Should Income Investors Look At Creative Peripherals and Distribution Limited (NSE:CREATIVE) Before Its Ex-Dividend?

Creative Peripherals and Distribution Limited (NSE:CREATIVE) stock is about to trade ex-dividend in 2 days time. Ex-dividend means that investors that purchase the stock on or after the 19th of September will not receive this dividend, which will be paid on the 23rd of October.

The upcoming dividend for Creative Peripherals and Distribution is ₹0.50 per share, increased from last year’s total dividends per share of ₹0.25. Dividends are a major contributor to investment returns for long term holders, but only if the dividend continues to be paid. That’s why we should always check whether the dividend payments appear sustainable, and if the company is growing.

View our latest analysis for Creative Peripherals and Distribution

Dividends are typically paid out of company income, so if a company pays out more than it earned, its dividend is usually at a higher risk of being cut. Creative Peripherals and Distribution is paying out just 4.3% of its profit after tax, which is comfortably low and leaves plenty of breathing room in the case of adverse events. Yet cash flows are even more important than profits for assessing a dividend, so we need to see if the company generated enough cash to pay its distribution. Creative Peripherals and Distribution paid a dividend despite reporting negative free cash flow last year. That’s typically a bad combination and – if this were more than a one-off – not sustainable.

It’s positive to see that Creative Peripherals and Distribution’s dividend is covered by both profits and cash flow, since this is generally a sign that the dividend is sustainable, and a lower payout ratio usually suggests a greater margin of safety before the dividend gets cut.

Click here to see how much of its profit Creative Peripherals and Distribution paid out over the last 12 months.

NSEI:CREATIVE Historical Dividend Yield, September 16th 2019
NSEI:CREATIVE Historical Dividend Yield, September 16th 2019

Have Earnings And Dividends Been Growing?

Stocks in companies that generate sustainable earnings growth often make the best dividend prospects, as it is easier to lift the dividend when earnings are rising.

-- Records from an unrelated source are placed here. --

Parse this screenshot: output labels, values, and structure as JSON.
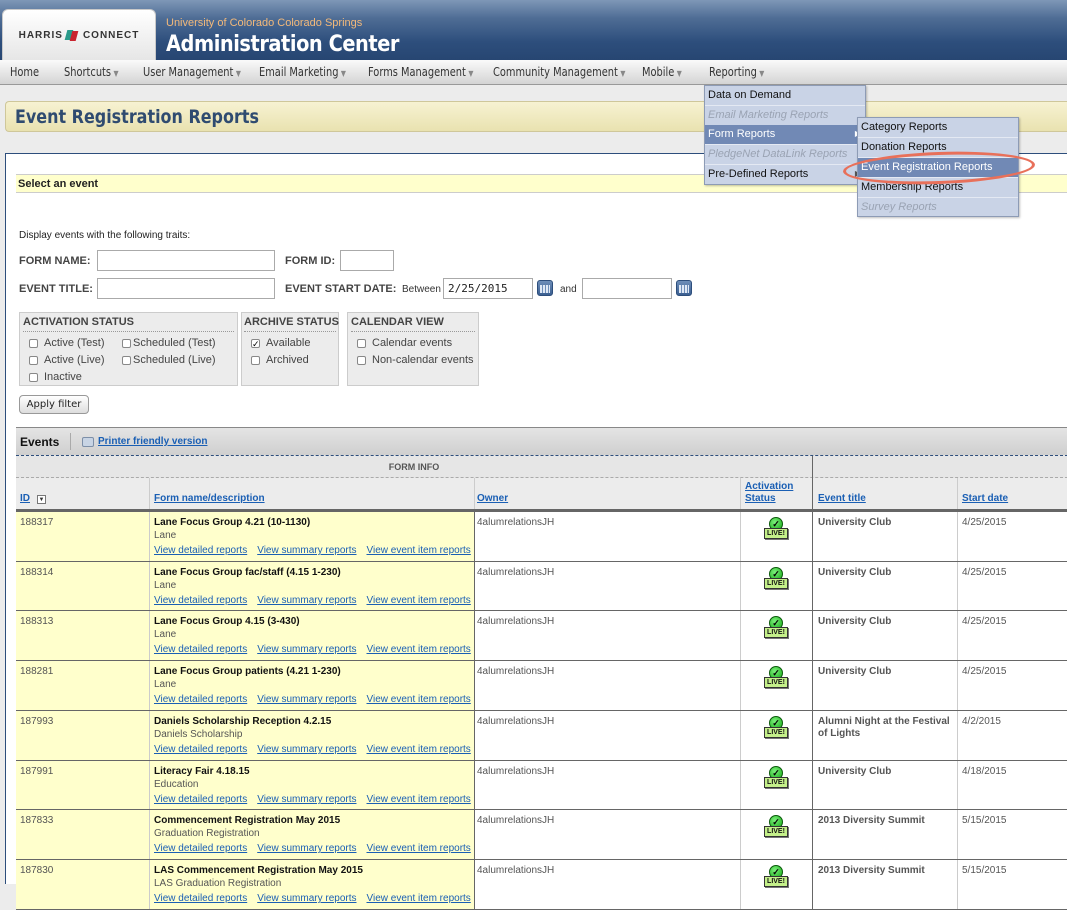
{
  "header": {
    "logo_left": "HARRIS",
    "logo_right": "CONNECT",
    "subtitle": "University of Colorado Colorado Springs",
    "title": "Administration Center"
  },
  "nav": {
    "items": [
      {
        "label": "Home",
        "has_caret": false
      },
      {
        "label": "Shortcuts",
        "has_caret": true
      },
      {
        "label": "User Management",
        "has_caret": true
      },
      {
        "label": "Email Marketing",
        "has_caret": true
      },
      {
        "label": "Forms Management",
        "has_caret": true
      },
      {
        "label": "Community Management",
        "has_caret": true
      },
      {
        "label": "Mobile",
        "has_caret": true
      },
      {
        "label": "Reporting",
        "has_caret": true
      }
    ],
    "caret": "▼"
  },
  "reporting_menu": {
    "items": [
      {
        "label": "Data on Demand",
        "state": "normal"
      },
      {
        "label": "Email Marketing Reports",
        "state": "disabled"
      },
      {
        "label": "Form Reports",
        "state": "active"
      },
      {
        "label": "PledgeNet DataLink Reports",
        "state": "disabled"
      },
      {
        "label": "Pre-Defined Reports",
        "state": "normal"
      }
    ],
    "submenu_arrow": "▶"
  },
  "form_reports_submenu": {
    "items": [
      {
        "label": "Category Reports",
        "state": "normal"
      },
      {
        "label": "Donation Reports",
        "state": "normal"
      },
      {
        "label": "Event Registration Reports",
        "state": "active"
      },
      {
        "label": "Membership Reports",
        "state": "normal"
      },
      {
        "label": "Survey Reports",
        "state": "disabled"
      }
    ]
  },
  "page": {
    "title": "Event Registration Reports",
    "section_title": "Select an event",
    "traits_label": "Display events with the following traits:"
  },
  "filters": {
    "form_name_label": "FORM NAME:",
    "form_name_value": "",
    "form_id_label": "FORM ID:",
    "form_id_value": "",
    "event_title_label": "EVENT TITLE:",
    "event_title_value": "",
    "event_start_label": "EVENT START DATE:",
    "between_label": "Between",
    "start_from": "2/25/2015",
    "and_label": "and",
    "start_to": "",
    "activation": {
      "title": "ACTIVATION STATUS",
      "options": [
        {
          "label": "Active (Test)",
          "checked": false
        },
        {
          "label": "Scheduled (Test)",
          "checked": false
        },
        {
          "label": "Active (Live)",
          "checked": false
        },
        {
          "label": "Scheduled (Live)",
          "checked": false
        },
        {
          "label": "Inactive",
          "checked": false
        }
      ]
    },
    "archive": {
      "title": "ARCHIVE STATUS",
      "options": [
        {
          "label": "Available",
          "checked": true
        },
        {
          "label": "Archived",
          "checked": false
        }
      ]
    },
    "calendar": {
      "title": "CALENDAR VIEW",
      "options": [
        {
          "label": "Calendar events",
          "checked": false
        },
        {
          "label": "Non-calendar events",
          "checked": false
        }
      ]
    },
    "apply_label": "Apply filter"
  },
  "events": {
    "title": "Events",
    "printer_link": "Printer friendly version",
    "group_header": "FORM INFO",
    "columns": {
      "id": "ID",
      "form": "Form name/description",
      "owner": "Owner",
      "activation_1": "Activation",
      "activation_2": "Status",
      "event_title": "Event title",
      "start_date": "Start date"
    },
    "link_labels": [
      "View detailed reports",
      "View summary reports",
      "View event item reports"
    ],
    "live_label": "LIVE!",
    "rows": [
      {
        "id": "188317",
        "name": "Lane Focus Group 4.21 (10-1130)",
        "desc": "Lane",
        "owner": "4alumrelationsJH",
        "status": "live",
        "event_title": "University Club",
        "start_date": "4/25/2015"
      },
      {
        "id": "188314",
        "name": "Lane Focus Group fac/staff (4.15 1-230)",
        "desc": "Lane",
        "owner": "4alumrelationsJH",
        "status": "live",
        "event_title": "University Club",
        "start_date": "4/25/2015"
      },
      {
        "id": "188313",
        "name": "Lane Focus Group 4.15 (3-430)",
        "desc": "Lane",
        "owner": "4alumrelationsJH",
        "status": "live",
        "event_title": "University Club",
        "start_date": "4/25/2015"
      },
      {
        "id": "188281",
        "name": "Lane Focus Group patients (4.21 1-230)",
        "desc": "Lane",
        "owner": "4alumrelationsJH",
        "status": "live",
        "event_title": "University Club",
        "start_date": "4/25/2015"
      },
      {
        "id": "187993",
        "name": "Daniels Scholarship Reception 4.2.15",
        "desc": "Daniels Scholarship",
        "owner": "4alumrelationsJH",
        "status": "live",
        "event_title": "Alumni Night at the Festival of Lights",
        "start_date": "4/2/2015"
      },
      {
        "id": "187991",
        "name": "Literacy Fair 4.18.15",
        "desc": "Education",
        "owner": "4alumrelationsJH",
        "status": "live",
        "event_title": "University Club",
        "start_date": "4/18/2015"
      },
      {
        "id": "187833",
        "name": "Commencement Registration May 2015",
        "desc": "Graduation Registration",
        "owner": "4alumrelationsJH",
        "status": "live",
        "event_title": "2013 Diversity Summit",
        "start_date": "5/15/2015"
      },
      {
        "id": "187830",
        "name": "LAS Commencement Registration May 2015",
        "desc": "LAS Graduation Registration",
        "owner": "4alumrelationsJH",
        "status": "live",
        "event_title": "2013 Diversity Summit",
        "start_date": "5/15/2015"
      }
    ]
  }
}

Investors love dividends, so if earnings fall and the dividend is reduced, expect a stock to be sold off heavily at the same time. That’s why it’s comforting to see Creative Peripherals and Distribution’s earnings have been skyrocketing, up 21% per annum for the past five years.

Creative Peripherals and Distribution also issued more than 5% of its market cap in new stock during the past year, which we feel is likely to hurt its dividend prospects in the long run. It’s hard to grow dividends per share when a company keeps creating new shares.

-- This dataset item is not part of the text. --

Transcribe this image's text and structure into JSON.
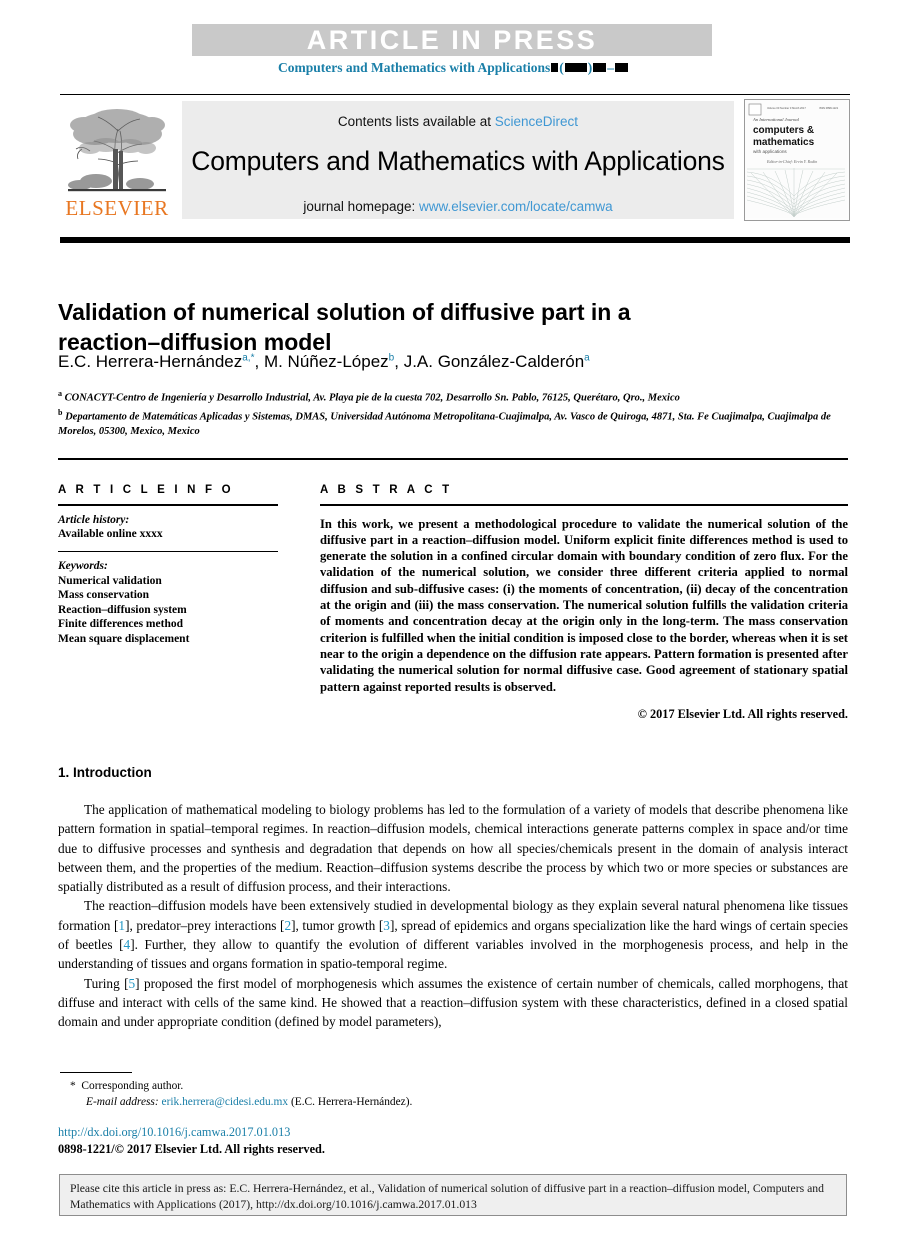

Unfortunately Creative Peripherals and Distribution has only been paying a dividend for a year or so, so there’s not much of a history to draw insight from.

To Sum It Up

Is Creative Peripherals and Distribution worth buying for its dividend? We’re glad to see the company has been improving its earnings per share while also paying out a low percentage of income. However, it’s not great to see it paying out what we see as an uncomfortably high percentage of its cash flow. Overall, it’s hard to get excited about Creative Peripherals and Distribution from a dividend perspective.

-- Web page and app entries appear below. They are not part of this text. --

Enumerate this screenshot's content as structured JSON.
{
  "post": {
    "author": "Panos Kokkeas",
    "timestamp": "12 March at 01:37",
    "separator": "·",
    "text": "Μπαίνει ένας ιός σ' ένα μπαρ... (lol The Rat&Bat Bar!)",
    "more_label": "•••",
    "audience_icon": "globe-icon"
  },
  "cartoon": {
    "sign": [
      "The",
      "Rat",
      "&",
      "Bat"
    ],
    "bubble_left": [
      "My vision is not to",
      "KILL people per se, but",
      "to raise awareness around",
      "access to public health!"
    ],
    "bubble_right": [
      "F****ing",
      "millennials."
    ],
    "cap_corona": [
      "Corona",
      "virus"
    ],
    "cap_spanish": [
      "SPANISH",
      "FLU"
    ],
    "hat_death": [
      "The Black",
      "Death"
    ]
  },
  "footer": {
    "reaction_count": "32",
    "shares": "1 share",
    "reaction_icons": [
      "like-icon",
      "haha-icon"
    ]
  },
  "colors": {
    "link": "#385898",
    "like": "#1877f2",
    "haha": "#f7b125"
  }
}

Want to learn more about Creative Peripherals and Distribution’s dividend performance? Check out this visualisation of its historical revenue and earnings growth.

A common investment mistake is buying the first interesting stock you see. Here you can find a list of promising dividend stocks with a greater than 2% yield and an upcoming dividend.

We aim to bring you long-term focused research analysis driven by fundamental data. Note that our analysis may not factor in the latest price-sensitive company announcements or qualitative material.

If you spot an error that warrants correction, please contact the editor at editorial-team@simplywallst.com. This article by Simply Wall St is general in nature. It does not constitute a recommendation to buy or sell any stock, and does not take account of your objectives, or your financial situation. Simply Wall St has no position in the stocks mentioned. Thank you for reading.